There were several other threads in various other forums that I came across that lead down various rabbit holes.
https://forums.unraid.net/bug-repor...c2-fails-to-load-mpt3sas-kernel-module-r1670/ (Same error about d3cold to d0 and config space unavailable)
https://bugs.launchpad.net/ubuntu/+source/linux/+bug/1942624 (Same error about d3cold to d0 and config space unavailable, NVME related)
https://forums.developer.nvidia.com...onfig-space-inaccessible-stuck-at-boot/112912 (Same error about D3cold to D0, GPU related)
There was also a "fix" for a very similar problem that was for the mpt3sas module to set a kernel parameter for max queue depth to 10,000 IIRC. I tried that, but it didn't have an effect.
- Are FreeBSD and Windows also affected?
No idea. Didn't test those. I was most interested with Scale as it best fit what I was looking to do. At the time FreeBSD also didn't yet support the efficiency cores used in Alder Lake and Raptor Lake. I don't know if that's still the case or not.
- Is this solved with a different boot method (e.g. ZFSBootMenu) that doesn't involve GRUB?
No idea. And TBH, based on the other quirks this board has thrown as we as my general inexperience with ZFS, I'd be terrified to try. There's a well-above-zero chance it'd result in the entire universe imploding into a singularity.

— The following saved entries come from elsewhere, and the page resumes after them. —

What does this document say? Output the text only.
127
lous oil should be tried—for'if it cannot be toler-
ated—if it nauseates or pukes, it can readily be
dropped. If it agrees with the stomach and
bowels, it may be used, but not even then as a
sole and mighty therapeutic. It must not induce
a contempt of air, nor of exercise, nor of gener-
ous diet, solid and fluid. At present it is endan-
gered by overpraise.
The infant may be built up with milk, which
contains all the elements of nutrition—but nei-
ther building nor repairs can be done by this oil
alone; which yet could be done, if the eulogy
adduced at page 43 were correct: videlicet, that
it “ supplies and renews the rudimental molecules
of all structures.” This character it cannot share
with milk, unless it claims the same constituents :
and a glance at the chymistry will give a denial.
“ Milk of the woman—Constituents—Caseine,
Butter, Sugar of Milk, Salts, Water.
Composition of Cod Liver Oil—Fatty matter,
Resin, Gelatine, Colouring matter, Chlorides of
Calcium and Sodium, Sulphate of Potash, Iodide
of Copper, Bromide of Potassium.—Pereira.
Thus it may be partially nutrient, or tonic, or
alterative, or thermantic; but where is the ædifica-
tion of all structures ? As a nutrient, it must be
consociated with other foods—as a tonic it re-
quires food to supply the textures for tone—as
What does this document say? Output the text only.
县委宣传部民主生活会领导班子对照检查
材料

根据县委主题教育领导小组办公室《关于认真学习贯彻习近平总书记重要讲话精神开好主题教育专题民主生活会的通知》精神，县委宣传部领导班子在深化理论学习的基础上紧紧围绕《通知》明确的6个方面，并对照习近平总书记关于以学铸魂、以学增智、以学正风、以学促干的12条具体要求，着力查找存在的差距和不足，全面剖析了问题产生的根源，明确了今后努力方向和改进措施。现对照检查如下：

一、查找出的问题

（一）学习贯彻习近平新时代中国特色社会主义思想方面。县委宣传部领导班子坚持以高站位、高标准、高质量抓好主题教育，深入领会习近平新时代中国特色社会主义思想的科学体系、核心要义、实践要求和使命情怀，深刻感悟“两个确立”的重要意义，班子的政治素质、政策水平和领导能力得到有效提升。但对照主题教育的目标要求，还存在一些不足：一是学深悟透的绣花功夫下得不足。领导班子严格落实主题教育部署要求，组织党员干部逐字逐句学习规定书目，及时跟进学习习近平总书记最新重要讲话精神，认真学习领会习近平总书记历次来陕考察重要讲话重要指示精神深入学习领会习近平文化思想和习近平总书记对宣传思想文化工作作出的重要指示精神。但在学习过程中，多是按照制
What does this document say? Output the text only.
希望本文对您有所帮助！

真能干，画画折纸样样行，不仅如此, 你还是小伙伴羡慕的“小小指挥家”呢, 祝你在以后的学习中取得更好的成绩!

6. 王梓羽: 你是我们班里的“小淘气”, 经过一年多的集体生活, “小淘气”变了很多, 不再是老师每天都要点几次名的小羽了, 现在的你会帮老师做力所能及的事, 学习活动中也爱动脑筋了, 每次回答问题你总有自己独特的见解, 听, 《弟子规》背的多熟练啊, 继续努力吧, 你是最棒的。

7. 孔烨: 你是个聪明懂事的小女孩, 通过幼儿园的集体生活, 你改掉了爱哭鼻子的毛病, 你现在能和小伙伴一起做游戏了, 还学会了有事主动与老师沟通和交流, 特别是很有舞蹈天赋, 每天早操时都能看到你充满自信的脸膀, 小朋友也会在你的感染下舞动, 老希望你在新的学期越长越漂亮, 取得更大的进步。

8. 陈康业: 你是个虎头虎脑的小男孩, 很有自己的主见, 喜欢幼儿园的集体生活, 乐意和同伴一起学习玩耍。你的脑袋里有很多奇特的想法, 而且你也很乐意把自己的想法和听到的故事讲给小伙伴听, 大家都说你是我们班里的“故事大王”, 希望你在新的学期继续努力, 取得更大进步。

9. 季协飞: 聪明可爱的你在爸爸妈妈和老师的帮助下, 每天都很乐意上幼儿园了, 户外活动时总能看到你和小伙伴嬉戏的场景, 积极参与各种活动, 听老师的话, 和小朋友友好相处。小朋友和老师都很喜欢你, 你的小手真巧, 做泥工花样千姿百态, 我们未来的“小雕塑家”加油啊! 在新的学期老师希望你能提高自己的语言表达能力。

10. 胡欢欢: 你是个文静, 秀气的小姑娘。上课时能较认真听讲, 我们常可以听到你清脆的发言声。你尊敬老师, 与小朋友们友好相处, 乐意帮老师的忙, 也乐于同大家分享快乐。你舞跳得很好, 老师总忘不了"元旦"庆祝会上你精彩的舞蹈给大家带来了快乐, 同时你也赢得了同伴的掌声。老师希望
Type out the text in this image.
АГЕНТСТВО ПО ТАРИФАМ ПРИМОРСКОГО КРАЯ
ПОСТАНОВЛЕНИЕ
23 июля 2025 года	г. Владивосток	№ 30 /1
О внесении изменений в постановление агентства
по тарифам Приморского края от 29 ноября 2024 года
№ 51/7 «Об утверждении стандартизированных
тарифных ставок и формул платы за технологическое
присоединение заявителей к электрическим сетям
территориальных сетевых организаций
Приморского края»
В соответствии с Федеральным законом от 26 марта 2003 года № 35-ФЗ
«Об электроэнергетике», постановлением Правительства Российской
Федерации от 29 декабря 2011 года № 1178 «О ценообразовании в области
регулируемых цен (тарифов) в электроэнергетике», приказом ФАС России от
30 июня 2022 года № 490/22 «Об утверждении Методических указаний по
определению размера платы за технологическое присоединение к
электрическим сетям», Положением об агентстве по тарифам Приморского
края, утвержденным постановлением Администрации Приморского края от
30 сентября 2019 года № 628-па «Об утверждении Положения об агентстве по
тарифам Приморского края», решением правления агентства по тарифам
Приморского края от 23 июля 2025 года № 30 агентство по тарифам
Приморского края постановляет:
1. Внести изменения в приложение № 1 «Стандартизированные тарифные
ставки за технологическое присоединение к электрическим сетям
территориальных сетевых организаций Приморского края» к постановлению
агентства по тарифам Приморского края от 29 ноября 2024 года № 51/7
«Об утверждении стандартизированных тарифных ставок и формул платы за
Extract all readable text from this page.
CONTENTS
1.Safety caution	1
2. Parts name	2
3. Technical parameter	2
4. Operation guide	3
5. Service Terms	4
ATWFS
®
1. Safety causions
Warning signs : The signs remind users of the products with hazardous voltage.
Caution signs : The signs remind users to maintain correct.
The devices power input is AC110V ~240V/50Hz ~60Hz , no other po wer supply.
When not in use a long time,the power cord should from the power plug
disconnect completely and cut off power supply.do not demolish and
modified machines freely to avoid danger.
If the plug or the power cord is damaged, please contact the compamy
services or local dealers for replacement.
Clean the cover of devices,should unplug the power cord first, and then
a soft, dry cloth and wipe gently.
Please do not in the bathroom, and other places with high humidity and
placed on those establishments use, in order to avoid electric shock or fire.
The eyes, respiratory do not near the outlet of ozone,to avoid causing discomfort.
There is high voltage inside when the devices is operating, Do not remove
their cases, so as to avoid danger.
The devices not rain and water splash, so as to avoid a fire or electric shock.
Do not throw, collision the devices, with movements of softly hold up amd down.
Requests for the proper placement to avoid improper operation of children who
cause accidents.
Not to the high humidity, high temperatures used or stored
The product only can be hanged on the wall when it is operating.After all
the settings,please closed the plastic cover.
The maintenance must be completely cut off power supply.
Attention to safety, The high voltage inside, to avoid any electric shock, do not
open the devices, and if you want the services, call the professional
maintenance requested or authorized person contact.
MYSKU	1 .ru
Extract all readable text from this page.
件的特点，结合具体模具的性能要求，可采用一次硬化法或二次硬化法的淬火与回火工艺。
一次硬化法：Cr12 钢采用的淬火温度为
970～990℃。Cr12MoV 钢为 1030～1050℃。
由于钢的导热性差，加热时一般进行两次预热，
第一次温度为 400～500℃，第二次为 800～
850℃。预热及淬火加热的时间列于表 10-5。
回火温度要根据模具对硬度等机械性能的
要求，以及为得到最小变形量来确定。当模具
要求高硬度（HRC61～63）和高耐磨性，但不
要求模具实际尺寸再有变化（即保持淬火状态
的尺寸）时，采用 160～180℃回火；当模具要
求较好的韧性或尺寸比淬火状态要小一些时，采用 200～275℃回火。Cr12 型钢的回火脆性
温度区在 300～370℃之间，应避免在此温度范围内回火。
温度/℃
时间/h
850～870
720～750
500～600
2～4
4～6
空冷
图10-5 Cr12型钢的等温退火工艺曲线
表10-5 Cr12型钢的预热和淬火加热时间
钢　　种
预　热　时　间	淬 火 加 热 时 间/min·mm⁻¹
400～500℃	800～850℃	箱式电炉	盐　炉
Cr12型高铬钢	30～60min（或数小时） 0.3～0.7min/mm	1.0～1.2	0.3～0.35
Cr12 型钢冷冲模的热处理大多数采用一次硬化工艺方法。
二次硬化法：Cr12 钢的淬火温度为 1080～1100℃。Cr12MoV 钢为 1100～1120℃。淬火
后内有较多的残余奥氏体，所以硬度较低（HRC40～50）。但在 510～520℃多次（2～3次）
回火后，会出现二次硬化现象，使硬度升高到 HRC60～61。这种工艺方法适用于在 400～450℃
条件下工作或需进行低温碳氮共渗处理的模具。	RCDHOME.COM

- Are there any system firmware settings (e.g. related to extension ROMs) that affect this behavior?
I currently have the EFI rom installed and accessible from with my BIOS. In IT mode there isn't any settings that are particularly useful for the adapter itself. More just read only information. I think the only thing that could be changed was write caching(?).
Other settings with the bios as far as the PCIe slot, loading or disabling roms, etc I could not find any combinations that made a difference. With just the 1 card in SLOT4, it usually appeared like it couldn't initialize, but it was at least detected. Setting ASPM for SLOT4 and/or SLOT7 to Disabled, L1, or Auto didn't improve things, nor did changing the L1 Substates between Disabled, L1.1, and L1.1 & L1.2. There were various other settings I know I tried various different combinations. It wasn't necessarily scientific and methodical though. At best, it didn't work. At worst, it didn't even show up, or boot, or once even make it out of POST. That last one was the one I realized there's no option in the IPMI to "Clear CMOS because you borked the settings"
- Do the extension ROMs make a difference either way?
Not that I could tell. When I first started this journey, I didn't even have the extension rom installed on the card. But early on I wanted to reflash it just to make sure everything was up to date, and I decided to add the EFI rom back on.